Essentially, I'm trying to more efficiently recreate the copy and paste of each 'filename' into the 'search in this folder' that I am currently doing, as there are around 400 files. As an output, I think the most useful format would be a list of each search term (filename), and the number of unique files that it occurs in. I am most interested in the files that have no occurrences, as these are likely to be able to be deleted, as they are now redundant.

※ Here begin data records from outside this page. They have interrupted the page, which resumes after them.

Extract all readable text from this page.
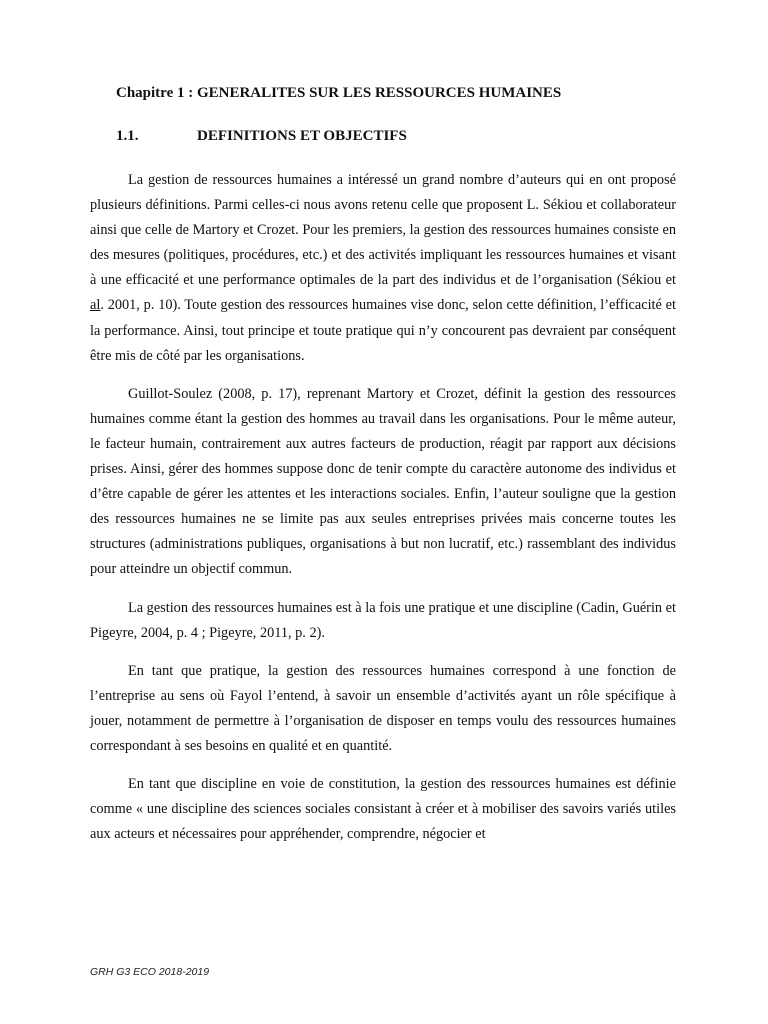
Chapitre 1 : GENERALITES SUR LES RESSOURCES HUMAINES
1.1.	DEFINITIONS ET OBJECTIFS

La gestion de ressources humaines a intéressé un grand nombre d’auteurs qui en ont proposé plusieurs définitions. Parmi celles-ci nous avons retenu celle que proposent L. Sékiou et collaborateur ainsi que celle de Martory et Crozet. Pour les premiers, la gestion des ressources humaines consiste en des mesures (politiques, procédures, etc.) et des activités impliquant les ressources humaines et visant à une efficacité et une performance optimales de la part des individus et de l’organisation (Sékiou et al. 2001, p. 10). Toute gestion des ressources humaines vise donc, selon cette définition, l’efficacité et la performance. Ainsi, tout principe et toute pratique qui n’y concourent pas devraient par conséquent être mis de côté par les organisations.

Guillot-Soulez (2008, p. 17), reprenant Martory et Crozet, définit la gestion des ressources humaines comme étant la gestion des hommes au travail dans les organisations. Pour le même auteur, le facteur humain, contrairement aux autres facteurs de production, réagit par rapport aux décisions prises. Ainsi, gérer des hommes suppose donc de tenir compte du caractère autonome des individus et d’être capable de gérer les attentes et les interactions sociales. Enfin, l’auteur souligne que la gestion des ressources humaines ne se limite pas aux seules entreprises privées mais concerne toutes les structures (administrations publiques, organisations à but non lucratif, etc.) rassemblant des individus pour atteindre un objectif commun.

La gestion des ressources humaines est à la fois une pratique et une discipline (Cadin, Guérin et Pigeyre, 2004, p. 4 ; Pigeyre, 2011, p. 2).

En tant que pratique, la gestion des ressources humaines correspond à une fonction de l’entreprise au sens où Fayol l’entend, à savoir un ensemble d’activités ayant un rôle spécifique à jouer, notamment de permettre à l’organisation de disposer en temps voulu des ressources humaines correspondant à ses besoins en qualité et en quantité.

En tant que discipline en voie de constitution, la gestion des ressources humaines est définie comme « une discipline des sciences sociales consistant à créer et à mobiliser des savoirs variés utiles aux acteurs et nécessaires pour appréhender, comprendre, négocier et

GRH G3 ECO 2018-2019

My current thinking is to save a list of the filenames to a file called searchterms, and use grep -r -f searchterms
to find all occurrences of the file. I've not had much luck with this however, as my use of -c
so far has just resulted in the file being listed, not the search term.
Thanks in advance!
Example of usage:
file1
include file3
include file3
file2
content
file3
content
file4
include file3
Search terms would be: file1, file2, file3, file4.
Returned output (in some similar form):
file1: occurs in 0 files
file2: occurs in 0 files
file3: occurs in 2 files
file4: occurs in 0 files
for f1 in *; do cnt=0; for f2 in *; do grep -qw "$f1" "$f2" && ((++cnt)); done; echo "$cnt $f1"; done
1 abc-file
0 abc.lst
1 abc0-file
1 abc_-file
0 def-file
0 fixedlen
0 num1000000
0 num128
0 num30000
0 num8
0 num_%header
0 par-test.sh
0 tsv-file.tsv
Human readable:
for f1 in *
do
cnt=0
for f2 in *
do
grep -qw "$f1" "$f2" && ((++cnt))
done
echo "$cnt $f1"
done
Putting the hit counter first in the output makes for a simpler sort -n command. For high numbers of matches (>9) printf would help providing a clear tabular format.
Grep -m 1 stops searching after the first hit but is implied by -q. To not match file31 when looking for file3, -w is used. For all the misses, the files get searched from begin to end over and over again. Depending on the number of files, this might be a significant amount of time, making better optimization necessary.